To assess the antitumor activity of AMI-1 in vivo, S180 cells were subcutaneously inoculated into the right axillae of mice. Tumor weight and body weight of control and treated groups are presented in Table I. AMI-1 treatment significantly decreased tumor weight compared with that in control-treated mice (Fig. 3). Additionally, IR of tumor viability in response to AMI-1 was 41.42±6.34% (data not shown). Furthermore, there were no significant differences in body weight of mice treated with AMI-1, compared with the control (Table I).

A previous study demonstrated that AMI-1 inhibited the activity of type II arginine methyltransferase (PRMT5) (15). Therefore, in the present study, the expression PRMT5 in response to AMI-1 treatment was evaluated using a tumor xenograft model and western blot analysis. The results demonstrated that AMI-1 treatment significantly decreased the expression of PRMT5 but did not affect the expression of PRMT7 (Fig. 4). In addition, AMI-1 increased p53 protein levels, compared with control-treated tumors (Fig. 4).

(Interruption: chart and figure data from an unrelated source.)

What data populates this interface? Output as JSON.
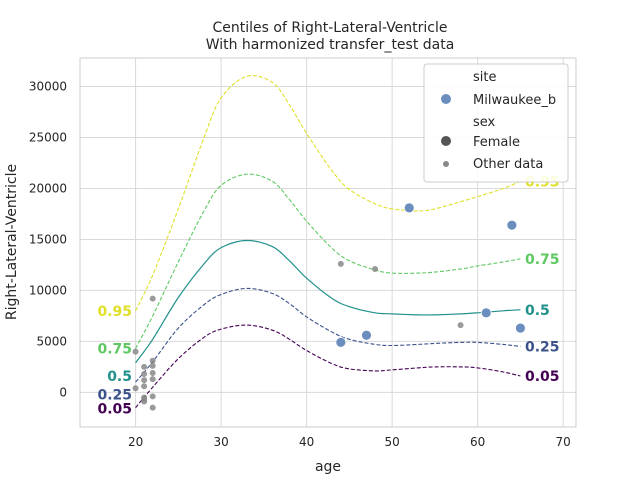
{
  "chart_data": {
    "type": "scatter",
    "title": "Centiles of Right-Lateral-Ventricle",
    "subtitle": "With harmonized transfer_test data",
    "xlabel": "age",
    "ylabel": "Right-Lateral-Ventricle",
    "xlim": [
      13.5,
      71.5
    ],
    "ylim": [
      -3400,
      32800
    ],
    "xticks": [
      20,
      30,
      40,
      50,
      60,
      70
    ],
    "yticks": [
      0,
      5000,
      10000,
      15000,
      20000,
      25000,
      30000
    ],
    "grid": true,
    "legend_position": "top-right",
    "legend": {
      "hue_title": "site",
      "hue_entries": [
        {
          "label": "Milwaukee_b",
          "color": "#6c8ebf"
        }
      ],
      "size_title": "sex",
      "size_entries": [
        {
          "label": "Female",
          "color": "#555555"
        },
        {
          "label": "Other data",
          "color": "#888888"
        }
      ]
    },
    "centiles": [
      {
        "name": "0.05",
        "color": "#440154",
        "dash": true,
        "x": [
          20,
          22,
          25,
          28,
          30,
          33,
          36,
          38,
          40,
          43,
          45,
          48,
          50,
          53,
          55,
          58,
          60,
          63,
          65
        ],
        "y": [
          -1500,
          500,
          3300,
          5400,
          6200,
          6600,
          6100,
          5200,
          4100,
          2800,
          2300,
          2100,
          2200,
          2400,
          2500,
          2500,
          2400,
          2000,
          1600
        ],
        "label_left_y": -1600,
        "label_right_y": 1600
      },
      {
        "name": "0.25",
        "color": "#3b528b",
        "dash": true,
        "x": [
          20,
          22,
          25,
          28,
          30,
          33,
          36,
          38,
          40,
          43,
          45,
          48,
          50,
          53,
          55,
          58,
          60,
          63,
          65
        ],
        "y": [
          1000,
          3000,
          6300,
          8600,
          9600,
          10200,
          9700,
          8700,
          7400,
          5900,
          5200,
          4700,
          4600,
          4700,
          4800,
          4900,
          4900,
          4700,
          4500
        ],
        "label_left_y": -200,
        "label_right_y": 4500
      },
      {
        "name": "0.5",
        "color": "#21918c",
        "dash": false,
        "x": [
          20,
          22,
          25,
          28,
          30,
          33,
          36,
          38,
          40,
          43,
          45,
          48,
          50,
          53,
          55,
          58,
          60,
          63,
          65
        ],
        "y": [
          2900,
          5200,
          9300,
          12600,
          14200,
          14900,
          14300,
          12900,
          11200,
          9200,
          8400,
          7800,
          7700,
          7600,
          7600,
          7700,
          7800,
          8000,
          8100
        ],
        "label_left_y": 1600,
        "label_right_y": 8100
      },
      {
        "name": "0.75",
        "color": "#5ec962",
        "dash": true,
        "x": [
          20,
          22,
          25,
          28,
          30,
          33,
          36,
          38,
          40,
          43,
          45,
          48,
          50,
          53,
          55,
          58,
          60,
          63,
          65
        ],
        "y": [
          4300,
          7500,
          12800,
          17800,
          20300,
          21400,
          20700,
          18900,
          16800,
          14100,
          12900,
          12000,
          11700,
          11700,
          11800,
          12100,
          12400,
          12800,
          13100
        ],
        "label_left_y": 4300,
        "label_right_y": 13100
      },
      {
        "name": "0.95",
        "color": "#e0e028",
        "dash": true,
        "x": [
          20,
          22,
          25,
          28,
          30,
          33,
          36,
          38,
          40,
          43,
          45,
          48,
          50,
          53,
          55,
          58,
          60,
          63,
          65
        ],
        "y": [
          8000,
          11500,
          18000,
          25000,
          28900,
          31000,
          30400,
          28200,
          25400,
          21700,
          19900,
          18500,
          18000,
          17800,
          18000,
          18700,
          19200,
          20000,
          20700
        ],
        "label_left_y": 8000,
        "label_right_y": 20700
      }
    ],
    "site_points": {
      "name": "Milwaukee_b",
      "color": "#6c8ebf",
      "x": [
        44,
        47,
        52,
        61,
        64,
        65
      ],
      "y": [
        4900,
        5600,
        18100,
        7800,
        16400,
        6300
      ]
    },
    "other_points": {
      "name": "Other data",
      "color": "#888888",
      "x": [
        44,
        48,
        58,
        22,
        20,
        21,
        21,
        22,
        22,
        22,
        21,
        22,
        21,
        20,
        21,
        22,
        21,
        22,
        21
      ],
      "y": [
        12600,
        12100,
        6600,
        9200,
        4000,
        2500,
        1800,
        3100,
        2600,
        1900,
        1200,
        1300,
        600,
        400,
        -500,
        -400,
        -900,
        -1500,
        -700
      ]
    }
  }
}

PRMT5 is a major type II arginine methyltransferase that catalyzes ω-NG, N'G-symmetric dimethylarginine (H4R3me2s and H3R8me2s) (8,27,28). Western blot analysis was employed to investigate the molecular mechanism by which AMI-1 may inhibit the viability of S180 cells in vivo. The results demonstrated that AMI-1 treatment significantly decreased the levels of H4R3me2s and H3R8me2s compared with those in the control group (Fig. 4).